How can the national government protect the interests and welfare of the rest of the island of Mindanao, which is already beleaguered by power shortage and which is heavily dependent on the hydroelectric potential of the great lake?
In our hearings in the Senate, the Mindanao Development Authority (MinDA) has conveyed to Congress its position and the rest of the Mindanaoans who are just as much affected, that Lake Lanao should be excluded from the Bangsamoro territory, and should be maintained under the exclusive control of the national government for the communal use and benefit of the entire Mindanao.
As another example, in the area of mining, the Bangsamoro government can install a divergent mining policy from the rest of the archipelago, possibly with different bases and standards for mining bans and reservations. In particular, President Aquino’s Executive Order No. 79 of 2012 and “No-Go zones” could be rendered inapplicable in the Bangsamoro territory, by a single stroke of the pen of the Bangsamoro Parliament. It might also be claimed that the Bangsamoro government is not in anyway bound by the 2012 Responsible Mining Policies of the government or the so-called “Six-point agenda”.
I am mindful of all these ramifications and repercussions of this BBL proffered by Malacañang. I have vowed to consider all the relevant views and the helpful suggestions that the Committee was able to gather during its several hearings, in an attempt to craft an amended bill that is inclusive and beneficial to all, and to draft a committee report that will be acceptable to my colleagues in the Senate.
The task of drafting the amended bill is already daunting and overwhelming in itself; what more the succeeding task of sponsoring it in the Senate floor before my colleagues and defending it against their sharp and incisive interpellations?
Rest assured, I am going to do everything in my ability to see this through. I know it is going to be a difficult and tedious task. But I will stand my ground against any and all attempts to ride roughshod over the legal and constitutional processes, in blind adherence to the so-called “deadline” that was allegedly agreed with the MILF. We cannot allow that to happen. This proposed legislation impacts not only on Muslim Mindanao, but to the entire country as well, not to mention that it threatens our very sovereignty and territorial integrity.
There should be no railroading. No shortcuts. No threats of violence. No threats of war.
Let us do this right, and only via the peaceful and unifying means allowed by the Constitution and our rule of law.
I hope the people will stand by the same conviction that I have. I hope the business sector will also share my firm conviction. I am doing this in recognition and in respect of the various interests that stand to be affected and threatened by this monumental legislation, including those of the business sector, both local and foreign, which depend on the healthy operation of the markets in the Philippines for their survival.
Let me end on that note. I have said enough already!
You can count on my guaranteed objectivity and fairness and my wholehearted service and assistance to the Filipino people in seeing this to its proper and nationally beneficial conclusion.
Asahan ninyo na gagawin ko ang tama: tama para sa kapayapaan at kaunlaran sa Mindanao; tama para sa bansa; at tama para sa ating kababayan, lalo na para sa buong sektor ng pangangalakal ng Pilipinas!

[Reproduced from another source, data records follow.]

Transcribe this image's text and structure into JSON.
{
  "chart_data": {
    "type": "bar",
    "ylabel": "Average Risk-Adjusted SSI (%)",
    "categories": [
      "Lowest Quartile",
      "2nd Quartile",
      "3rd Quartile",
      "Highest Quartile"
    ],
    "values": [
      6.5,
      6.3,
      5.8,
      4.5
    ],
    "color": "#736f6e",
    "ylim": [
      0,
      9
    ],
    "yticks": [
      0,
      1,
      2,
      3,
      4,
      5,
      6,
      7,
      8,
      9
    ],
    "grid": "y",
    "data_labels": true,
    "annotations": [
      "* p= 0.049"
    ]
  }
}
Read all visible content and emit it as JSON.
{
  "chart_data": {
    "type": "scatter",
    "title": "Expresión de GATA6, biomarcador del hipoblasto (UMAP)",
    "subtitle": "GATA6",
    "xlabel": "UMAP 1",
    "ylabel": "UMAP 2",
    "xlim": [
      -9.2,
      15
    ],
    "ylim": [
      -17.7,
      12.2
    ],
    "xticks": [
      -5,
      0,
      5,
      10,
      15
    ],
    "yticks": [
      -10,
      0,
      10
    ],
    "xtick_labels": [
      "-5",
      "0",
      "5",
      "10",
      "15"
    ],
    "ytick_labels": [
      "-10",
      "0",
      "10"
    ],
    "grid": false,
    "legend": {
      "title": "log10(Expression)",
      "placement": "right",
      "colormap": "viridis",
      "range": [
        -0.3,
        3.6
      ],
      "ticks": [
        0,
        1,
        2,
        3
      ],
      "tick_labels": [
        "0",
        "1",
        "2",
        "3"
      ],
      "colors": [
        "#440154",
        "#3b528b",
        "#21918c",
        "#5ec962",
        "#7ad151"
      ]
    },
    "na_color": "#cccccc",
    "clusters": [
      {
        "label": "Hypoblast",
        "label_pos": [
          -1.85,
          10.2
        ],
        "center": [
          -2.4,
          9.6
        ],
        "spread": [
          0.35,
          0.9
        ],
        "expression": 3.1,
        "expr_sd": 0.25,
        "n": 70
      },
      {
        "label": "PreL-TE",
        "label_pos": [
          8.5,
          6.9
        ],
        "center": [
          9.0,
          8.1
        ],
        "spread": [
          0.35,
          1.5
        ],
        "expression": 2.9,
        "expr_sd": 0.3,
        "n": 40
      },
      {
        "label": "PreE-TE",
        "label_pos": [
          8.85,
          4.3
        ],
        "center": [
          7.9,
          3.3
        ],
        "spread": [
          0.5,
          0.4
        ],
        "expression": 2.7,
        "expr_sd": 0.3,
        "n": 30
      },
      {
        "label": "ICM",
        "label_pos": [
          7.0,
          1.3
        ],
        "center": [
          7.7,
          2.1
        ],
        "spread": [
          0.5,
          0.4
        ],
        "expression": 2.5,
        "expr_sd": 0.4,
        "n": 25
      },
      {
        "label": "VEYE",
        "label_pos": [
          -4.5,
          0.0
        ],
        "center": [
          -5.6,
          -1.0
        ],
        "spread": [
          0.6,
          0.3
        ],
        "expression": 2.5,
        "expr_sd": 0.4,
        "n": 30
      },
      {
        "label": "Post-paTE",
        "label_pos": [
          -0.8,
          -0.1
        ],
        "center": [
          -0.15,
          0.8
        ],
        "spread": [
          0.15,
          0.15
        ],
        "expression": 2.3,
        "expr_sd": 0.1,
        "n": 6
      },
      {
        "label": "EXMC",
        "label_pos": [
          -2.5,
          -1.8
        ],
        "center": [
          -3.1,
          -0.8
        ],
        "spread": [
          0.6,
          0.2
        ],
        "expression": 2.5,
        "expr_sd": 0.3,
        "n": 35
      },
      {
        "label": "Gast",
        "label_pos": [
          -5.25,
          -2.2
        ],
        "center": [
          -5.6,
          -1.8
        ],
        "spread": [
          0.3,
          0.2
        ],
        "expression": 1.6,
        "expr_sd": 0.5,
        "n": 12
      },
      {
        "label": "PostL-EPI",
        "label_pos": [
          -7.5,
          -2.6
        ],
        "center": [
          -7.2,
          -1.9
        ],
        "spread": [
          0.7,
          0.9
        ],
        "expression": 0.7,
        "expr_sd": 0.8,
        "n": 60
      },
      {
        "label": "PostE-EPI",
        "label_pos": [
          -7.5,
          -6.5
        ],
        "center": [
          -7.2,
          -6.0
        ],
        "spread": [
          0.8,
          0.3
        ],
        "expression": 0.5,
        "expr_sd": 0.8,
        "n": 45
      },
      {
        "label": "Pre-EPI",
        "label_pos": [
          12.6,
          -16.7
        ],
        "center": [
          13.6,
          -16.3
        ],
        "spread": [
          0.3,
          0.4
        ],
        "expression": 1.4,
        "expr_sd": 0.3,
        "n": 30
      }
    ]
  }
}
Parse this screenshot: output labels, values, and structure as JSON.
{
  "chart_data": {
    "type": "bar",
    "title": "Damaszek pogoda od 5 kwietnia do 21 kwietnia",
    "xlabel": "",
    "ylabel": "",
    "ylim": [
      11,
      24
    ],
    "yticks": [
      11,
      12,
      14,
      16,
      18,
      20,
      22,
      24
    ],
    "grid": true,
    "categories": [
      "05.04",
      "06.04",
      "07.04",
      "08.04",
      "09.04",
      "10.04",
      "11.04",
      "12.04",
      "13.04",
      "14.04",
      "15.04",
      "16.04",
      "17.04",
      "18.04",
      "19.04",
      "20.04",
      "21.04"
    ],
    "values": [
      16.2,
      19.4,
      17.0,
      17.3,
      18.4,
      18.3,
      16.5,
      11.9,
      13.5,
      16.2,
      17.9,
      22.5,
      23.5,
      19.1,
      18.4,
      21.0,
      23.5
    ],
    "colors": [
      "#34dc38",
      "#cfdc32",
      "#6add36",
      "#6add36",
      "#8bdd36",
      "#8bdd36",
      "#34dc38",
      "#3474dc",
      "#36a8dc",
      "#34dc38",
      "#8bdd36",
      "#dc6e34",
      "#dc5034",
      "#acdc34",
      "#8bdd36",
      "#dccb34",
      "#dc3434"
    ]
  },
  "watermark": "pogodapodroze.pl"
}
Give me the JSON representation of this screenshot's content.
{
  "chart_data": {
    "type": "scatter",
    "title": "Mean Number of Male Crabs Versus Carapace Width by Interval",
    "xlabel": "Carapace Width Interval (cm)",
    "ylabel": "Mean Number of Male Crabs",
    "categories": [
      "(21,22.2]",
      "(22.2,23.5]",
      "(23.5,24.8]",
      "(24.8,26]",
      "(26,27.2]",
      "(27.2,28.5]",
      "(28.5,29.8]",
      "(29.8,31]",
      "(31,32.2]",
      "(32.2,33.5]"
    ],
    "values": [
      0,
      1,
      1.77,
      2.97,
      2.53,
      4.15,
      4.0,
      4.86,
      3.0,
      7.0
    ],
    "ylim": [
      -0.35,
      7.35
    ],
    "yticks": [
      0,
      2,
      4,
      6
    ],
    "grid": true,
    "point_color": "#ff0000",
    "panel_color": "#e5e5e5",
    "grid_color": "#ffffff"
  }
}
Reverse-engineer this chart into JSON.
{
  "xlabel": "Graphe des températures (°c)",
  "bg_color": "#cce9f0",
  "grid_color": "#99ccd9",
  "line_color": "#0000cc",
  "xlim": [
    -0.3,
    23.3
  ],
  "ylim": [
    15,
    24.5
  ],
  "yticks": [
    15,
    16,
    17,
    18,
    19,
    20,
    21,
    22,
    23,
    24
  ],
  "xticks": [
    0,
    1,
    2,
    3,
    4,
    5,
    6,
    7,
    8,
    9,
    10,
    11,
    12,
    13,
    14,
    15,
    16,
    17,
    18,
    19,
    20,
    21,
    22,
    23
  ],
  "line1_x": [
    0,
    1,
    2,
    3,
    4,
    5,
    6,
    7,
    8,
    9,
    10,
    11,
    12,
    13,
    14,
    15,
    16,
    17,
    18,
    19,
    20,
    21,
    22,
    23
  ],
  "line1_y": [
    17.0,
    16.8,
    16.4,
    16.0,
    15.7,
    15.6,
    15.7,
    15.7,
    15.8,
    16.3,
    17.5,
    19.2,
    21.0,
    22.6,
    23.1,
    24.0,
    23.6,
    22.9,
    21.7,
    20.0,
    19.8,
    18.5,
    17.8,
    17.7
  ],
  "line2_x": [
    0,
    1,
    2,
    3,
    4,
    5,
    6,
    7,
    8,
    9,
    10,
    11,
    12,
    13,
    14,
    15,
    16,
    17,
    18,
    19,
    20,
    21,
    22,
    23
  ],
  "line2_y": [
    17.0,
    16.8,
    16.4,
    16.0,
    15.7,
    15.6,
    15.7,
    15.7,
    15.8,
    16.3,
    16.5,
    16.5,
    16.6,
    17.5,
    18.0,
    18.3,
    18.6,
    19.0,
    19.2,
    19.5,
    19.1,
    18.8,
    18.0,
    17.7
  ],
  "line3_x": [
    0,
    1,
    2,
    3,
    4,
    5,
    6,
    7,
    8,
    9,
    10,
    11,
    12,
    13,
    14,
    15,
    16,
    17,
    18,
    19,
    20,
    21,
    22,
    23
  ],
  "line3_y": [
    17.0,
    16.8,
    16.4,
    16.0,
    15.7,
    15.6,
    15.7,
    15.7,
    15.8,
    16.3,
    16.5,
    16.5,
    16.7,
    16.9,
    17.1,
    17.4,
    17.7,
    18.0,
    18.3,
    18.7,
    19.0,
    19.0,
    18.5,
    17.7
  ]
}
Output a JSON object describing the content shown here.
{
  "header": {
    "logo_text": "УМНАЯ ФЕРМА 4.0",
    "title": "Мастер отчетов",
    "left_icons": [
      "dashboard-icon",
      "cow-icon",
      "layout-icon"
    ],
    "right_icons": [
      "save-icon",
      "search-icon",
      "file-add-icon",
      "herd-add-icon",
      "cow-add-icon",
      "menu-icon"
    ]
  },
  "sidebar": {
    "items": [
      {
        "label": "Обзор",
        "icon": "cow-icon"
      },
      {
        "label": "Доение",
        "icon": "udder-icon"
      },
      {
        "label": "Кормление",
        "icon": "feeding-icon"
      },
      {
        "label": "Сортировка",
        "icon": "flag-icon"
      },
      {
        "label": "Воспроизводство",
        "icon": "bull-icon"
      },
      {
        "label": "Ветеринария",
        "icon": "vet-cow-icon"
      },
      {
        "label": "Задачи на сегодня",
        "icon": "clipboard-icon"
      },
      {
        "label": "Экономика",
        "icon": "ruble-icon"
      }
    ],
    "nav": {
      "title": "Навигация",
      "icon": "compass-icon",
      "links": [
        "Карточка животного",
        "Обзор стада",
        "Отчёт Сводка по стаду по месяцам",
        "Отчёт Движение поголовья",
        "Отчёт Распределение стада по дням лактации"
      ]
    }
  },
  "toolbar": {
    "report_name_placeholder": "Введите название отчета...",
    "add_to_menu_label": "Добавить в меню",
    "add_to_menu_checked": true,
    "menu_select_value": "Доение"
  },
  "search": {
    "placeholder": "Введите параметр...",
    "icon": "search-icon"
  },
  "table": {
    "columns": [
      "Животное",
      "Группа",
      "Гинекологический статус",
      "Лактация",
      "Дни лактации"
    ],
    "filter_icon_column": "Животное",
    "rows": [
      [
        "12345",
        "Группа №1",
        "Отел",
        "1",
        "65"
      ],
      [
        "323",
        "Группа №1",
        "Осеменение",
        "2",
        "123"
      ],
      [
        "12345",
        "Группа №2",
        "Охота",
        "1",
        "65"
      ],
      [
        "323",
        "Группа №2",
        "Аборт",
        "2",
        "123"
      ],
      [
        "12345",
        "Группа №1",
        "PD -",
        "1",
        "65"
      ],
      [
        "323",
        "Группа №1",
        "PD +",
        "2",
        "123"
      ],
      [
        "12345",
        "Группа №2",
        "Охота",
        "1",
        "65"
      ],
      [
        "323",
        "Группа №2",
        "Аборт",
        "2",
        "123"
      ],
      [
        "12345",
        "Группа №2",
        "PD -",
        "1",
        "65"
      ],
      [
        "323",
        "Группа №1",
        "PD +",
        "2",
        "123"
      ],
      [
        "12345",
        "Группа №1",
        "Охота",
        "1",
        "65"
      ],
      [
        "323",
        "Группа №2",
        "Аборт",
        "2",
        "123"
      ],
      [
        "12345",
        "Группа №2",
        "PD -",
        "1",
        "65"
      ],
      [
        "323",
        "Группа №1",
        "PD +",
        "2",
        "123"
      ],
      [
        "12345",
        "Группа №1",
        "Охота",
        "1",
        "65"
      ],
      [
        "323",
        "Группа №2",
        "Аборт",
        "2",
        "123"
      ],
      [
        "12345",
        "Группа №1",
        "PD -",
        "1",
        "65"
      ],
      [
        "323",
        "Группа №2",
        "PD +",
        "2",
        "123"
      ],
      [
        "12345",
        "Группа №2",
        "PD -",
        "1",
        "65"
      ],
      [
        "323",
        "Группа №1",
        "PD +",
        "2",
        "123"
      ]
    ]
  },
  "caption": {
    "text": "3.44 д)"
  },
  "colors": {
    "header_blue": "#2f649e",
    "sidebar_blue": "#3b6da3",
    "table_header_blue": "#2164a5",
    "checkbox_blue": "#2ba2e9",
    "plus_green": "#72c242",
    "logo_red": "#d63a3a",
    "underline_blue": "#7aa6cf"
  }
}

This, I firmly hope and believe, is my humble contribution not only to successfully ending our country’s continued quest for that seemingly elusive and enigmatic formula for peace, justice and development in Muslim Mindanao, but also to the strengthening of our integrity and unity as one Filipino nation.
Again, thank you for your invitation, and I wish the Chamber a very meaningful and productive membership meeting!
Until we meet again!
Mabuhay ang European Chamber of Commerce in the Philippines!
Mabuhay ang pribadong sektor ng Pilipinas!
Mabuhay ang Pilipinas!
Maraming salamat po at magandang hapon sa inyong lahat!